Pescador segura lagosta azul gigante num barco de pesca perto de um farol ao pôr do sol.

Numa manhã de pesca como tantas outras ao largo da costa dos Estados Unidos, algo inesperado emergiu das profundezas e alterou por completo a rotina a bordo.

O que parecia ser apenas mais um dia de trabalho em Salem, no estado de Massachusetts, acabou por se transformar em notícia científica e numa curiosidade seguida um pouco por todo o mundo. Um pescador da zona retirou das redes uma lagosta com um azul tão intenso que parecia ter luz própria - um episódio que os investigadores descrevem como sendo da ordem de “uma em 200 milhões”.

Um encontro raro nas águas de Salem

Brad Myslinski, pescador e tripulante do barco de lagosta Sophia & Emma, estava no mar em julho de 2025 quando reparou num pormenor fora do comum no meio da captura. Entre as carapaças habituais, em tons castanho-esverdeados, destacou-se um brilho azul elétrico impossível de ignorar.

Quando aproximou o animal, a surpresa aumentou: era uma lagosta-americana (Homarus americanus) com uma coloração azul viva e uniforme, diferente até das variações raras que ocasionalmente são reportadas na região.

“Pesquisas indicam que apenas um em cada dois milhões de lagostas americanas nasce azul. As chances de um pescador encontrar uma assim chegam a uma em 200 milhões.”

A singularidade do achado despertou de imediato o interesse de investigadores do Nordeste dos Estados Unidos. A lagosta foi, entretanto, encaminhada para o Centro de Ciências Marinhas do Nordeste, em Nahant (Massachusetts), onde passou a ser acompanhada de perto por cientistas, alunos e visitantes curiosos.
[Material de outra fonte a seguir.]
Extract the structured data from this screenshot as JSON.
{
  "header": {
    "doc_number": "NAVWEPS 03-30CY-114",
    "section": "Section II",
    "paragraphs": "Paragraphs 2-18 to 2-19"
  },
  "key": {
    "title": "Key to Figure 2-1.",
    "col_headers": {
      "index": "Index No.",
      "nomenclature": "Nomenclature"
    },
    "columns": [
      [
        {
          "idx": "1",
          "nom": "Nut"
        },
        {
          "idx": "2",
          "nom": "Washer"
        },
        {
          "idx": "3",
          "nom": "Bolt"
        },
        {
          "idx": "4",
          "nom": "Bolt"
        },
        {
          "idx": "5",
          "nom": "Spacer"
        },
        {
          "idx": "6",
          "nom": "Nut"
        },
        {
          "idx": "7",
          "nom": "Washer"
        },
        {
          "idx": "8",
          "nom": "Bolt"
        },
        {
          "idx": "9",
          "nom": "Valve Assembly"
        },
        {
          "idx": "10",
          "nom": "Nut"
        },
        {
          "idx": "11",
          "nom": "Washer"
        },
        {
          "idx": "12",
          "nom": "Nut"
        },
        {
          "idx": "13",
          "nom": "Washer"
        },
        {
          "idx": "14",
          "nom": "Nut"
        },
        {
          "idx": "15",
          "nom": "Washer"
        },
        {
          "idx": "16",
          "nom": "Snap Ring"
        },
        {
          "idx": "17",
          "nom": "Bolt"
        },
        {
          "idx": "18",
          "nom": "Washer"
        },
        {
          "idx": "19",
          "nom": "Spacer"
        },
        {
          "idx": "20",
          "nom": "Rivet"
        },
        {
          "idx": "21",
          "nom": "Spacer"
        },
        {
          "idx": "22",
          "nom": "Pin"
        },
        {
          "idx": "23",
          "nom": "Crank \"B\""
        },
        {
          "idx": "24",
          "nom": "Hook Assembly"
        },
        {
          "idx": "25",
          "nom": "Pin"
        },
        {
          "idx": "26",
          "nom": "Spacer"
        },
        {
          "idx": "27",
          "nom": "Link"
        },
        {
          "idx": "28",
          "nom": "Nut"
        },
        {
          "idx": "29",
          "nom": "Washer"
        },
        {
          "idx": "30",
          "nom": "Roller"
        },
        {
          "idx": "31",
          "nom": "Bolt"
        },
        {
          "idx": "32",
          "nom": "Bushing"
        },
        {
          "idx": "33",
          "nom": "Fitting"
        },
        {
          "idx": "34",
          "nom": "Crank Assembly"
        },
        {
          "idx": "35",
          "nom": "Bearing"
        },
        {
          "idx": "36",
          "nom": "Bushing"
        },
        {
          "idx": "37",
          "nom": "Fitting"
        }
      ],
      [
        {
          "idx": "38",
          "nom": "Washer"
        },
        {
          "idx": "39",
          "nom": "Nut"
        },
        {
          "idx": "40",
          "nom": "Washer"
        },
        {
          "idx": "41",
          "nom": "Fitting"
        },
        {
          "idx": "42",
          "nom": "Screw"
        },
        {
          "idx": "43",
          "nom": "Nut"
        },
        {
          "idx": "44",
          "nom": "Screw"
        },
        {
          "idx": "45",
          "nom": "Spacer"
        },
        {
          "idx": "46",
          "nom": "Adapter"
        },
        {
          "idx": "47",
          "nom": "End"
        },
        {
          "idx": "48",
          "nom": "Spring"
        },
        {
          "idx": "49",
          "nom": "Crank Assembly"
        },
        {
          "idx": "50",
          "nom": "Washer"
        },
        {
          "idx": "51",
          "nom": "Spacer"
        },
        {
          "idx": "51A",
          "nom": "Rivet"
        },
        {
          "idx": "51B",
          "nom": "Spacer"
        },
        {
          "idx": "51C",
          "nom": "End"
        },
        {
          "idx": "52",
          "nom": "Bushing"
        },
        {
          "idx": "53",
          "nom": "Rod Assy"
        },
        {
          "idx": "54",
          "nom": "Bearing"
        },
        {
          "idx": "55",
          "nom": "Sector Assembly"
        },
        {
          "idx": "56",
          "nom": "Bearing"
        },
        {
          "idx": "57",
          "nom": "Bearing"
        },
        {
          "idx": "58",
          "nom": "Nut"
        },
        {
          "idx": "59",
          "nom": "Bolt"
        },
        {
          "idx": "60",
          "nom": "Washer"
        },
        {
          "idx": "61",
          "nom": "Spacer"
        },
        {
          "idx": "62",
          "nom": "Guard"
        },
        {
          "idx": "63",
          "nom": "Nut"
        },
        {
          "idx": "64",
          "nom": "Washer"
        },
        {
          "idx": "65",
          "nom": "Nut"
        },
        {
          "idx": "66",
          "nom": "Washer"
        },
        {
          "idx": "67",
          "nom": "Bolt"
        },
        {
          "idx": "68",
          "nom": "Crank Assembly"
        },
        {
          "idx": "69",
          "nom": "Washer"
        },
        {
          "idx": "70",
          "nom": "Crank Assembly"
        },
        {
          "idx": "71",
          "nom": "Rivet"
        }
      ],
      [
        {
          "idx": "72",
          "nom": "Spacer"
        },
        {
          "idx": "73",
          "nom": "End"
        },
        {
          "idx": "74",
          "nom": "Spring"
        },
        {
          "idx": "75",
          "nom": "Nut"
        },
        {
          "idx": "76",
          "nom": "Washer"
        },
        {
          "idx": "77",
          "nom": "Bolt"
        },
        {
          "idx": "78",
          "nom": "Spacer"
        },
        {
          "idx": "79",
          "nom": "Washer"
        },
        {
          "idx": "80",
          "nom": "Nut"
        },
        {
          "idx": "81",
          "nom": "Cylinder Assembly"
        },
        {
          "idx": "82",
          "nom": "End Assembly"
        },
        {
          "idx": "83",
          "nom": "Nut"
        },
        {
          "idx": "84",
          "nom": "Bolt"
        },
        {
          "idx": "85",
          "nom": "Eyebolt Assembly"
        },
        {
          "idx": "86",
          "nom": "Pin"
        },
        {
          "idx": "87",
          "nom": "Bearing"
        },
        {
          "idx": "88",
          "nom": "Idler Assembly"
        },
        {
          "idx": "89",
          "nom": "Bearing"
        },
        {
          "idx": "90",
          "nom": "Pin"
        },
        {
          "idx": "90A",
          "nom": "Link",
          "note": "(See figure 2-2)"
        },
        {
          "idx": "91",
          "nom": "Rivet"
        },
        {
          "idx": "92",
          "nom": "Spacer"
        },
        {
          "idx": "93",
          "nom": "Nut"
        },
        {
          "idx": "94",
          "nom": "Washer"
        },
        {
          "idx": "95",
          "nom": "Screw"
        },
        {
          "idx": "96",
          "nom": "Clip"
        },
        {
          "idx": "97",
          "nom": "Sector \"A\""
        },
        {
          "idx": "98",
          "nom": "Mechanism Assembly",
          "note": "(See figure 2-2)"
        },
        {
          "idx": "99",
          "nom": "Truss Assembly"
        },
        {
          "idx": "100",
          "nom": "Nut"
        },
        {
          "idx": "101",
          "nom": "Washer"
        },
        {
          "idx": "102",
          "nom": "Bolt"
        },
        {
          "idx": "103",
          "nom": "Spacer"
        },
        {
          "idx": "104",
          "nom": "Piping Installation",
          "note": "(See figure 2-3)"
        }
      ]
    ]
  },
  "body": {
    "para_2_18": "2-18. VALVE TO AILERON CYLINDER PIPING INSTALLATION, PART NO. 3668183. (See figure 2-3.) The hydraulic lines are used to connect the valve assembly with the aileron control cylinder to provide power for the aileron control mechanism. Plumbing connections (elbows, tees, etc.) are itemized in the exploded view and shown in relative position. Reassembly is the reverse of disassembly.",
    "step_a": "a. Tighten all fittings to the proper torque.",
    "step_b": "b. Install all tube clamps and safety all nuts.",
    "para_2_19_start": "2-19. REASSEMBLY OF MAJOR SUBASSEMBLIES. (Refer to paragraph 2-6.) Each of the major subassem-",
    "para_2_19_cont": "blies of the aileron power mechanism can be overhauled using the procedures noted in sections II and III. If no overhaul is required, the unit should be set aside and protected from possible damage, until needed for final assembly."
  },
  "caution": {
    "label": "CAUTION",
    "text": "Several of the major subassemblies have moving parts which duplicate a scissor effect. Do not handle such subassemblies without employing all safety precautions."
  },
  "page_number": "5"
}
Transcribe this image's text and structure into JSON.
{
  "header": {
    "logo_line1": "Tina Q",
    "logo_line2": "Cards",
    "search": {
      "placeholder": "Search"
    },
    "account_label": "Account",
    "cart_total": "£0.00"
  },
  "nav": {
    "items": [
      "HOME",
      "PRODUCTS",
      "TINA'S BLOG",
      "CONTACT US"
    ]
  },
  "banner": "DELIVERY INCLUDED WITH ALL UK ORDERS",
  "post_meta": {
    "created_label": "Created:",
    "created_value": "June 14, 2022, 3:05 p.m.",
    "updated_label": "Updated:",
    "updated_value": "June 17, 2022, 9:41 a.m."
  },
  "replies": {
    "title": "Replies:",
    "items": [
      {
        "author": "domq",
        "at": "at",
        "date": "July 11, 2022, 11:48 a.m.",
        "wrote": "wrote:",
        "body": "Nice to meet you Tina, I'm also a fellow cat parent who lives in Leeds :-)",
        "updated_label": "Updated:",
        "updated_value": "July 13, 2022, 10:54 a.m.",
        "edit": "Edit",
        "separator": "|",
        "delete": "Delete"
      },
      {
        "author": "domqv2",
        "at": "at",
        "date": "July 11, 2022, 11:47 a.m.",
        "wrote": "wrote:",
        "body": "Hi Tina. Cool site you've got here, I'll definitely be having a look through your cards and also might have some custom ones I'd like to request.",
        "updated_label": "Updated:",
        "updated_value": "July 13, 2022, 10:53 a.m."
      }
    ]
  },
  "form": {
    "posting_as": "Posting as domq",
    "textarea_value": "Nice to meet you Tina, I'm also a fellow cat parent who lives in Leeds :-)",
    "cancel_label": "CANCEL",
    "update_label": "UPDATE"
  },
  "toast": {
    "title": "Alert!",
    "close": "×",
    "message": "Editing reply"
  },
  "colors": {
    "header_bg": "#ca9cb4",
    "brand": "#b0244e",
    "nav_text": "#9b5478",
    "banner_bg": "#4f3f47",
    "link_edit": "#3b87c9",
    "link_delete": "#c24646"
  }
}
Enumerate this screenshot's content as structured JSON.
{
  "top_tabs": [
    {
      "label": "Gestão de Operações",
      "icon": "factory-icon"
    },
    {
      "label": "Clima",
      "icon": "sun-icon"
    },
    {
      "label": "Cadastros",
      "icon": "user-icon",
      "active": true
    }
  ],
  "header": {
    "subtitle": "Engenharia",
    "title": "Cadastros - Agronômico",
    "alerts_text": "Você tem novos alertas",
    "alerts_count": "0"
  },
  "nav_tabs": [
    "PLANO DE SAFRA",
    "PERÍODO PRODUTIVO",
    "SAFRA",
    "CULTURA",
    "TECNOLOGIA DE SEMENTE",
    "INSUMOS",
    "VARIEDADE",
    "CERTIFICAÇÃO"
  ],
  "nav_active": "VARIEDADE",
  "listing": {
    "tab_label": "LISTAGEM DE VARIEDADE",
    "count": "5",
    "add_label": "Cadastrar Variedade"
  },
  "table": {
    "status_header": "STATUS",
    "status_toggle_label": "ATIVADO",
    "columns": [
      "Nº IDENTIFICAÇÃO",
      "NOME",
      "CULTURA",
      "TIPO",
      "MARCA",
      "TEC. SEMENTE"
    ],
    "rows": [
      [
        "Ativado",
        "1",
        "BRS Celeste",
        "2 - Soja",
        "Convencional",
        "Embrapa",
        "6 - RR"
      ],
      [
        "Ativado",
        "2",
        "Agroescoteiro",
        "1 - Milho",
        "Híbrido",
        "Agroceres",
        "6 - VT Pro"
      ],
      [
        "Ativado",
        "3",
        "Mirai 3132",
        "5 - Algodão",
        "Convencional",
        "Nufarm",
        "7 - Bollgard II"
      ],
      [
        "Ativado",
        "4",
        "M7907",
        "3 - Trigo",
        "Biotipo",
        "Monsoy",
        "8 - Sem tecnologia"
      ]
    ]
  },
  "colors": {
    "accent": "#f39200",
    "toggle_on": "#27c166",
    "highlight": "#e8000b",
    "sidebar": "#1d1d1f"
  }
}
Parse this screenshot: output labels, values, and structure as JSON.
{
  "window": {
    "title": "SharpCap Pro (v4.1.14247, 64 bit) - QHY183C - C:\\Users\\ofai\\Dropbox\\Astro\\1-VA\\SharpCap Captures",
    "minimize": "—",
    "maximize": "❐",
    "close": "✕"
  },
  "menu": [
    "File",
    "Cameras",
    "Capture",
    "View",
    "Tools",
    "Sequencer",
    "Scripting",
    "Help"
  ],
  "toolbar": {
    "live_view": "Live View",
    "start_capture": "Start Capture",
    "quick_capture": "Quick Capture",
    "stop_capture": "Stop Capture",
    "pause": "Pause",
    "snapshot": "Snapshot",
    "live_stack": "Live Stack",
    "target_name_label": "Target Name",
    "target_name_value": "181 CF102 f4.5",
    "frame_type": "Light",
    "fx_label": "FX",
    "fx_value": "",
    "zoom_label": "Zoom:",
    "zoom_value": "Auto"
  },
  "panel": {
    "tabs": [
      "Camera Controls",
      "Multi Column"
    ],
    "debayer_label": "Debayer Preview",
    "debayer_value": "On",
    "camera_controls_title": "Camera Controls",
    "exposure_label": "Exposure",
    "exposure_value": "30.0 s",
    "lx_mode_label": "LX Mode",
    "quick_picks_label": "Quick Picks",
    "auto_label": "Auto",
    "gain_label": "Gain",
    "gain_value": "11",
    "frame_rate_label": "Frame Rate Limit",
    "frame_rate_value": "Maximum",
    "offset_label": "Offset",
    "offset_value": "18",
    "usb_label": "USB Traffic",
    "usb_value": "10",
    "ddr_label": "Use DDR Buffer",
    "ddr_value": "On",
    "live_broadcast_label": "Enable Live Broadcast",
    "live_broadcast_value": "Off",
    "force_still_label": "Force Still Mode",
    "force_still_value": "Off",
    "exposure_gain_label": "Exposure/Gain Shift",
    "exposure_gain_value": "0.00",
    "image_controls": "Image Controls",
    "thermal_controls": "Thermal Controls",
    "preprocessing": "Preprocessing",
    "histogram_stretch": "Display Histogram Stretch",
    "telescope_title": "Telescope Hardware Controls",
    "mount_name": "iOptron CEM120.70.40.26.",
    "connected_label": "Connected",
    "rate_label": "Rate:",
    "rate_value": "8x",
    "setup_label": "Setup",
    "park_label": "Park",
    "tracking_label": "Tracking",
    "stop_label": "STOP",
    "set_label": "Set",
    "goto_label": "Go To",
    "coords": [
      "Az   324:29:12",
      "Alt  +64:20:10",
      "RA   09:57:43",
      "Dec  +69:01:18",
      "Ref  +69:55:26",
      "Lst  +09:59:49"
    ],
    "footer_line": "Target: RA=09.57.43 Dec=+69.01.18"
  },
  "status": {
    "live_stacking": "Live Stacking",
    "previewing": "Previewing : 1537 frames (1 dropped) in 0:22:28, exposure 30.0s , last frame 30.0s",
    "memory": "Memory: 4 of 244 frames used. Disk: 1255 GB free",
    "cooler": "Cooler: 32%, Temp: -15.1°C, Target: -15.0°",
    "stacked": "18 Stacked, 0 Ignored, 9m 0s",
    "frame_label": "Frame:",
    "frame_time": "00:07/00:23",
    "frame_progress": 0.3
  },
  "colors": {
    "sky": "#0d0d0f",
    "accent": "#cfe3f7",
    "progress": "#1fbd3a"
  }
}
Do porão do barco ao laboratório

Assim que percebeu que tinha apanhado algo verdadeiramente excecional, Myslinski decidiu agir rapidamente. Contactou um professor de Ciências de uma escola da região, que de imediato recomendou que o animal fosse entregue ao centro marinho mais próximo.

Já em contexto de laboratório, a lagosta recebeu um nome: Neptune. A escolha foi feita por alunos do ensino secundário que estavam em visita ao centro. Atualmente, Neptune vive num tanque rochoso de toque, permitindo que o público o observe a curta distância, acompanhado por peixes tautog, pequenos peixes de fundo, escorpiões-do-mar, caranguejos e ouriços-verdes.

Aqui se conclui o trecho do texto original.